This was all just for fun and all three of the people who wrote this story love Harry Potter and especially Twilight, and we meant no disrespect. But this was something we came up with and thought was funny so we decided to put it on here.

This was all just for fun...

The Twilight and Harry Potter story!

In the background of Harry Potter and the Goblet of Fire, when Harry and Voldemort are fighting and Cedric is dead, the spotlight song (from the Twilight soundtrack) starts up and Carlisle Cullen creeps in with a very scary face. He sees Cedric and says "Imma eat choo bitch!" Cedric wakes up and goes "Ahhhhhhhhhhhahhhhhhahhhhhahhhh" In tune with the song which is still playing. Carlisle answers "Ahhhhhahhhhahhhhahhhh" in tune with the same song. They do this again and again, then they both get up and start dancing (Stacey's choreographed dance). Harry and Voldemort are still fighting when Harry turns and sees Carlisle and Cedric dancing, he goes to join in and tries to join in but they won't let him. Harry falls on the floor and goes "ooooooohhh oooooohhh boooooooo boooooo booooo be dooooo skid dooooo wooo!". The others look at him and start to kick him and beat him up, Voldemort see what they're doing and start chasing them around to the Benny Hill theme tune. Voldemort runs into a tombstone and smacks his head, he turns whilst shaking his head and gets up. He then starts skipping around and singing "I feel pretty, I'm so pretty, I feel pretty and witty and Gay!" Then Dumbledore appears out of nowhere and goes "You're Gay?!?!" And Voldemort shouts "Not really Bitch!!" and happy slaps Dumbledore. Dumbledore looks stunned and starts chasing Voldemort into the sunset with a tent under his arm and wearing a cowboy hat.

Meanwhile, Harry and Cedric/Edward are both on the floor writhing in vampire pain, whilst the rest of the Cullen's, who have magically appeared are in a circle, dancing around them singing "Vampire Bait OOOH HAHA"

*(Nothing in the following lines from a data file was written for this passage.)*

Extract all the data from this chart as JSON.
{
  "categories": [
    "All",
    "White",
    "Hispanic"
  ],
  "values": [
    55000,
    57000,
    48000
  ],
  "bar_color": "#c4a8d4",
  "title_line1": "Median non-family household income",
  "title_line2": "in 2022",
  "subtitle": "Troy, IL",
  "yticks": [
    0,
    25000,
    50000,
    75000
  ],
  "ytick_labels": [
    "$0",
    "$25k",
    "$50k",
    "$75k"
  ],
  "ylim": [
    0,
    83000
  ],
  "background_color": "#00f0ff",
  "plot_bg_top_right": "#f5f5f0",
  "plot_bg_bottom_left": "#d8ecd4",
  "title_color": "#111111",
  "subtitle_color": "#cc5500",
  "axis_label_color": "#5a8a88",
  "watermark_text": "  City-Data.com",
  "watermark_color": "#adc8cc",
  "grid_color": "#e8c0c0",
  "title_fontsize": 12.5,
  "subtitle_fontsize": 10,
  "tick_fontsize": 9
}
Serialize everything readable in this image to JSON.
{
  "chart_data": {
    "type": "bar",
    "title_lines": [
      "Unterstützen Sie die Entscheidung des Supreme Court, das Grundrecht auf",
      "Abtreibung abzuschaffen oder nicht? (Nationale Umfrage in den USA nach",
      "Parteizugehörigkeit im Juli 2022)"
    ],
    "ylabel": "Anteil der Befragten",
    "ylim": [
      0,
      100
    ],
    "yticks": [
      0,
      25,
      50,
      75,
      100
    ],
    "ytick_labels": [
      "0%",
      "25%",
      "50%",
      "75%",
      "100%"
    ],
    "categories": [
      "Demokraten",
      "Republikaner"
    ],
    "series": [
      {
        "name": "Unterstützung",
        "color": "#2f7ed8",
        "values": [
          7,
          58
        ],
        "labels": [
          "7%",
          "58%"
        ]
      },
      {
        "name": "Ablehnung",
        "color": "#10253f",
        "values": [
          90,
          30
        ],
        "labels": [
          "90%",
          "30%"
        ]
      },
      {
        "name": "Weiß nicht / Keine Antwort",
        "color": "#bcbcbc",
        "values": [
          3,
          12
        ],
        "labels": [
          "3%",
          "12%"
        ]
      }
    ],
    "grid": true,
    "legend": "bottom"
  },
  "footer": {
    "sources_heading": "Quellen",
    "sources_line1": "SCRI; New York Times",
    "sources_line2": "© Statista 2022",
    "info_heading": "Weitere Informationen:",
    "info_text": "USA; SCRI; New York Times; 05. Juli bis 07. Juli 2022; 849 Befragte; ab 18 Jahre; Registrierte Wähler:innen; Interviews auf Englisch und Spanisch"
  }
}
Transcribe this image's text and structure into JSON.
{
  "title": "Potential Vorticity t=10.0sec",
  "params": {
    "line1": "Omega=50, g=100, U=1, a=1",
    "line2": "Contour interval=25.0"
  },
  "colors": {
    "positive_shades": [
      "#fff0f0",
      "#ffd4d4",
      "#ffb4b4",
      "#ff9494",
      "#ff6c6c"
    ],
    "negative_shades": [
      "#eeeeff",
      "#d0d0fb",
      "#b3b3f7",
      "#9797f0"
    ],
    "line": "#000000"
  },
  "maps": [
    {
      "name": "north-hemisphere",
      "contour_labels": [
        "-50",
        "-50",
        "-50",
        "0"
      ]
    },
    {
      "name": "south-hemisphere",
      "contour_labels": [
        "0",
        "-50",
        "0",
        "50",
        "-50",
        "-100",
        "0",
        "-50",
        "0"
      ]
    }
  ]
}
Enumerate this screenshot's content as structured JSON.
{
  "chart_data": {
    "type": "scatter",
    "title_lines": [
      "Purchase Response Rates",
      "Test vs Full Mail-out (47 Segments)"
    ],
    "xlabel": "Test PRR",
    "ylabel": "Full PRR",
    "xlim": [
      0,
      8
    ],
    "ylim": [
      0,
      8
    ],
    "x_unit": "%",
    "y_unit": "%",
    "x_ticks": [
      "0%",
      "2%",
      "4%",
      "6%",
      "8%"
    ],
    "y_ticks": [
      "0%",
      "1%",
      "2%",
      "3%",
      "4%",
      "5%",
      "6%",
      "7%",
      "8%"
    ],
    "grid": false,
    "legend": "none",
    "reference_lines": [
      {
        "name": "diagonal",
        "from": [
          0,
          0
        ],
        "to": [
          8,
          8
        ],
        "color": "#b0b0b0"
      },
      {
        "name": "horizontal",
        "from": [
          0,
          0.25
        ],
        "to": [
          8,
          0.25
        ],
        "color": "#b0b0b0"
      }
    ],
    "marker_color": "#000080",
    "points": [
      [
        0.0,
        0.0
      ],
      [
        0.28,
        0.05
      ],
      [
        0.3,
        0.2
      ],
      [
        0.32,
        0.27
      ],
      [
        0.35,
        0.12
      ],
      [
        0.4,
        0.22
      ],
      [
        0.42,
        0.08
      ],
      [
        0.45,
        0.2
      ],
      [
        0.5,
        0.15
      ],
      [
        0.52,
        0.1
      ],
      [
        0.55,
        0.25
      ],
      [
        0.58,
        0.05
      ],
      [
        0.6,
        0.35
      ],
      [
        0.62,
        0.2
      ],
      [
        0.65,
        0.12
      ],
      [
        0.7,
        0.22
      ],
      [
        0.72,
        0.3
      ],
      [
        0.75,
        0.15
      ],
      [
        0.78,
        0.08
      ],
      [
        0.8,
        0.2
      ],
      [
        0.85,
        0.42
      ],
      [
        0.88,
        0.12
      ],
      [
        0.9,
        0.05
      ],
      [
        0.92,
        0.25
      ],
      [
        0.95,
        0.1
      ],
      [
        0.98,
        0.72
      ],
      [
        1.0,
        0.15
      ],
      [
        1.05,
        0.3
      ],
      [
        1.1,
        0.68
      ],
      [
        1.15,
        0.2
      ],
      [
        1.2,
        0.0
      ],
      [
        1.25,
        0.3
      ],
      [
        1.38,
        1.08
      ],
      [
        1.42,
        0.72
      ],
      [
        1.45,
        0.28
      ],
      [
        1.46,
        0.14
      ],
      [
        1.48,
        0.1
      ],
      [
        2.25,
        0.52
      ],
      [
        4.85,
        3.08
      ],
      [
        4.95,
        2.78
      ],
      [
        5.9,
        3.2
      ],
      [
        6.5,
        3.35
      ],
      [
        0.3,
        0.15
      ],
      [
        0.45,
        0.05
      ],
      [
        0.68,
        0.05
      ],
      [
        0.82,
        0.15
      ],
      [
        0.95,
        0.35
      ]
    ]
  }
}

The portkey (not the porkkey) starts to glow and everyone goes back to Hogwarts where Carlisle falls in love with Snape and they get married, but Snape catches Carlisle having an affair with Hermione Granger. And they have lots of bushy-haired, big teethed vampire babies who like to eat books.

But Bella appears and starts to nag Edward about not coming home. Edward goes "If I count to ten maybe she'll disappear" He counts to ten and Bella disappears in a puff of smoke and Edward goes "Wow! It worked! I'll have to try that more often, stupid annoying human!" Then Bella reappears and says to him "What was that for, Edward?!". And he looks at her and starts to count to ten again, "1...2....3....4-" But it doesn't work, so he gives her an evil look and says "I'll go to the volturi again, Bella!" Angrily because Bella is so annoying but she falls to her knees and grabs his legs and says "No, Eddiepuss! No, Don't go!" And looks down at her and sighs, "Fiiinnnneee" and she jumps around screaming and shouting, "YAY, EDDIEPUSS, YAY!!"

The End.....So far! We'll add more I think, well hopefully we will because I really enjoyed this!